In this regard, it is likely that many secured creditors (in particular, a secured creditor whose debt was fully repaid during the relation back period) will simply assert that they believed the debts owed to them were fully secured and consequently gave no thought to the financial position of the company and in turn, the value of the collateral. They would also be likely to assert (to the extent that there was a continuing business relationship between the parties) that any payments made were for the purpose of facilitating ongoing supply of goods and services and are therefore caught by the “running account” provision in s588FA(3).

Having said this, the matter could become quite problematic for a secured creditor where the evidence indicates that the security was obtained in circumstances where the creditor had prior knowledge or suspicion as to the company’s impending insolvency and consequently sought to obtain security in order to effectively “inoculate” itself from the consequences of that insolvency risk. As Chivell J himself noted, it is a common commercial practice for a creditor to take security from a debtor over whatever property is available in order to secure a debt in circumstances where the debtor’s financial position is deteriorating. This in itself suggests the potential application of s 588FA(2) to unwind the protection ostensibly afforded to payments made during the relation back period by a range of security mechanisms not otherwise extinguished by the vesting rules in s588FL of the Corporations Act and s267 of the Personal Property Securities Act, including charges, retention of title clauses and supplier’s liens.
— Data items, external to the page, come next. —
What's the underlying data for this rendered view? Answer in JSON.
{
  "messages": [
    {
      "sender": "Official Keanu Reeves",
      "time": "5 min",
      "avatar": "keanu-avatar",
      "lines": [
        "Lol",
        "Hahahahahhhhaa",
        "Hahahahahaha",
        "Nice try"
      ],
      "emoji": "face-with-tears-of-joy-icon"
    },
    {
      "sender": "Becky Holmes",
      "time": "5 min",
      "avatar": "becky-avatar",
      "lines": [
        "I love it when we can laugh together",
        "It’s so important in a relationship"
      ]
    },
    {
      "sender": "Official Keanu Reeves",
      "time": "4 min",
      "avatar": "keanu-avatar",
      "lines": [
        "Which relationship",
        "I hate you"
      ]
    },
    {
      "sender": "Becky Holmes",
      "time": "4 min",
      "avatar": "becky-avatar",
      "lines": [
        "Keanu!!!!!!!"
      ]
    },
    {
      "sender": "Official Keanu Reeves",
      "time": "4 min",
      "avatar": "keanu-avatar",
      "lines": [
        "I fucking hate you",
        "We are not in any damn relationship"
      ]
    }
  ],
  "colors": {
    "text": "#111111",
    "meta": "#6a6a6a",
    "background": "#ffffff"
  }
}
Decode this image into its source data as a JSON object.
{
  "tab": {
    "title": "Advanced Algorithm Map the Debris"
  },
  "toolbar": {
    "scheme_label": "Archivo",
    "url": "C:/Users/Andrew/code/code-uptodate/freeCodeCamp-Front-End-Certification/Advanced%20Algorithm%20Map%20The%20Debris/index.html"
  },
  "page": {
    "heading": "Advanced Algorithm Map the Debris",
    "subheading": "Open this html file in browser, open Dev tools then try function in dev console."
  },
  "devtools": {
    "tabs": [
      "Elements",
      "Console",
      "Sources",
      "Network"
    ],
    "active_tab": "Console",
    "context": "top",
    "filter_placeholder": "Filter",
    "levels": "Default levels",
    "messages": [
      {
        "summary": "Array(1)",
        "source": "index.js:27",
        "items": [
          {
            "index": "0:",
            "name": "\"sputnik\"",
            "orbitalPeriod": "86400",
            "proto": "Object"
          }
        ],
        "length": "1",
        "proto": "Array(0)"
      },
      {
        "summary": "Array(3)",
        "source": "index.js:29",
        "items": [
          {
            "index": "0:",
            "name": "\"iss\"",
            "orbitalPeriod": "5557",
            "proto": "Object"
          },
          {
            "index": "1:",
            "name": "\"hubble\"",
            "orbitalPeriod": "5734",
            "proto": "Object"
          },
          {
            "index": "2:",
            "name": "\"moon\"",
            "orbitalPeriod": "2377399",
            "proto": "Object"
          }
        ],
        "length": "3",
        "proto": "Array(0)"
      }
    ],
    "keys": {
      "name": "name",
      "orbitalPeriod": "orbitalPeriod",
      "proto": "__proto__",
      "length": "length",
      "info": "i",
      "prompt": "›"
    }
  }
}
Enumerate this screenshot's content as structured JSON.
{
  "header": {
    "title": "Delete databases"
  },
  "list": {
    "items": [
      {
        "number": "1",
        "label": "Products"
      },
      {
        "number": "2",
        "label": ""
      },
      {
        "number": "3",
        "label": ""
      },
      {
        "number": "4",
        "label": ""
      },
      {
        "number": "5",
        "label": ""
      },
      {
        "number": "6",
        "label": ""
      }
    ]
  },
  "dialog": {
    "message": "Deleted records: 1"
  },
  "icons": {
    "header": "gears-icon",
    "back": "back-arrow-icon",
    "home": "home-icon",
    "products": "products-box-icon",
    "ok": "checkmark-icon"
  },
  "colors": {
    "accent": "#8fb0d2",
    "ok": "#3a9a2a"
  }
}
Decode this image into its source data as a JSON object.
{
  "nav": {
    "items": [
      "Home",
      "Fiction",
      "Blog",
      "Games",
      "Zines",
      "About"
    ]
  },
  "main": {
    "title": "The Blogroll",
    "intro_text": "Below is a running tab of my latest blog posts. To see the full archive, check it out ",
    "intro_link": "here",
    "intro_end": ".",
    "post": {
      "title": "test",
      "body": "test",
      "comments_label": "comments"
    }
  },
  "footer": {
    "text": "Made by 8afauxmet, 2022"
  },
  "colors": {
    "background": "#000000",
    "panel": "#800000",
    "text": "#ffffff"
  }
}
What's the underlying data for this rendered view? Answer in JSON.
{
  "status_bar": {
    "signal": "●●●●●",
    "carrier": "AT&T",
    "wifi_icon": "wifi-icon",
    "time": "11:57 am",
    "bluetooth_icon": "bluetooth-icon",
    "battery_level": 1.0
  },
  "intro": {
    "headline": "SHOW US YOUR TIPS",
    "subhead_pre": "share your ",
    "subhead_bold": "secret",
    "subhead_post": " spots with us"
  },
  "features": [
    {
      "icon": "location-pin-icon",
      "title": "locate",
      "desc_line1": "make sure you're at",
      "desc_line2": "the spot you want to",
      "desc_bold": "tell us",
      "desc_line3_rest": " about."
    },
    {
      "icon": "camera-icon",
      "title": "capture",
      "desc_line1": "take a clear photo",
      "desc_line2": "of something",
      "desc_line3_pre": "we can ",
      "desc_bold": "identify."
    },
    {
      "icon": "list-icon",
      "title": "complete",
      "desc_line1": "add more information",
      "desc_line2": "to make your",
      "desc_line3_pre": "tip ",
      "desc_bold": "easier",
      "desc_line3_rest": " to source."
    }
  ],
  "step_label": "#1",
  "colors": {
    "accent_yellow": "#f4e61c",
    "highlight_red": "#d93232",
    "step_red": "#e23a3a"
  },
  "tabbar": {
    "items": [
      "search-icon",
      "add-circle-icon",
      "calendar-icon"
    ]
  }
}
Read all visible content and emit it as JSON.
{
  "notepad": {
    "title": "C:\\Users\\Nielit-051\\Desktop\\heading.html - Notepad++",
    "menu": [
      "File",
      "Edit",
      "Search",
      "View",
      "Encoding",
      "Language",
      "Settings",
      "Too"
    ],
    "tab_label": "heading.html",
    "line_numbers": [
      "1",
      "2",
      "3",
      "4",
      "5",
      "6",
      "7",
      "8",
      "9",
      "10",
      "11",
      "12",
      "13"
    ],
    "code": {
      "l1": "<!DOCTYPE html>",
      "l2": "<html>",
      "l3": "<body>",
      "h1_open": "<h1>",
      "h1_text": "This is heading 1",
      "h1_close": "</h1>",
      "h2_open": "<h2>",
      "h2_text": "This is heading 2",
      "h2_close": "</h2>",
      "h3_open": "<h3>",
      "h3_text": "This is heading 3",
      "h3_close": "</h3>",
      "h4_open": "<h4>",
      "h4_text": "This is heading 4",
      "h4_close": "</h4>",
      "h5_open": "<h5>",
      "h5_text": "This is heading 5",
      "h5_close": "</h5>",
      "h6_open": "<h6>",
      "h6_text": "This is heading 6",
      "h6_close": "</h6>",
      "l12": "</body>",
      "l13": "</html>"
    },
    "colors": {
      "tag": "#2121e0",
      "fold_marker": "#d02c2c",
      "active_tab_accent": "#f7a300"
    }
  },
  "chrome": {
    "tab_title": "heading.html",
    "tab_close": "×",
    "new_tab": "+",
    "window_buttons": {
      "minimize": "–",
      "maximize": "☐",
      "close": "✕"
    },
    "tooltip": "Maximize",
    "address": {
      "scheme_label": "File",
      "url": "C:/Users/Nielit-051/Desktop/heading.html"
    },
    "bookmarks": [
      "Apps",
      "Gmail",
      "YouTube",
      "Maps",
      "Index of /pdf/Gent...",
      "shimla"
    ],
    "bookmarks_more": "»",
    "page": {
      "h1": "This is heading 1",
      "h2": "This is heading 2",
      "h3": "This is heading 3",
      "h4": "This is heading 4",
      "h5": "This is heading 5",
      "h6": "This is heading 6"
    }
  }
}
In addition, a further significant implication arising from Matthews is that there may be a renewed focus by liquidators on the approaches taken by banks and other secured creditors in the period prior to commencement of the winding up in circumstances where those parties understood that the company was experiencing severe financial distress. In such a scenario, it has invariably been observed that secured parties have often resorted to threats of foreclosure in order to obtain either further repayments of the debt or additional security from the company and/or its directors in order to improve their security positions or reduce the level of indebtedness as much as possible to ensure that it is entirely covered by the true value of the security. It is entirely possible that these tactics are motivated by knowledge not only of the company’s parlous financial position, but also an apprehension that the security may not ultimately be of sufficient value to cover the quantum of outstanding debt. If it consequently transpires that the primary security had a nil or minimal value (thereby making the debt unsecured to the extent of the shortfall), any additional security obtained by the secured creditor from the company may be regarded as seeking to obtain security for what was previously effectively an unsecured debt, which in itself may be a transaction which could be impugned as an unfair preference under s588FA.

This in turn suggests that there may be significant scope for liquidators to use the Corporations Act’s provisions for the convening of public examinations of secured creditors (in particular, s596B) in order to obtain documents and other evidence in support of potential claims along these lines. Consequently, Matthews suggests that liquidators should not take it for granted that secured creditors are beyond the reach of an unfair preference claim and ought to proactively consider the availability of such claims from the outset of their appointment.


Given the paucity of decided case law regarding s588FA(2) and the fact that the Matthews decision is only a decision of an inferior court in South Australia which is not binding in superior courts in either South Australia or other Australian jurisdictions, it remains to be seen whether it creates significant new scope for liquidators to commence unfair preference claims against secured creditors.

Notwithstanding this, Matthews should be taken as a renewed message to secured creditors that the mere fact of having obtained security (even security perfected by registration under the PPSA) does not automatically put those creditors in a safe haven beyond the reach of a proactive and determined liquidator.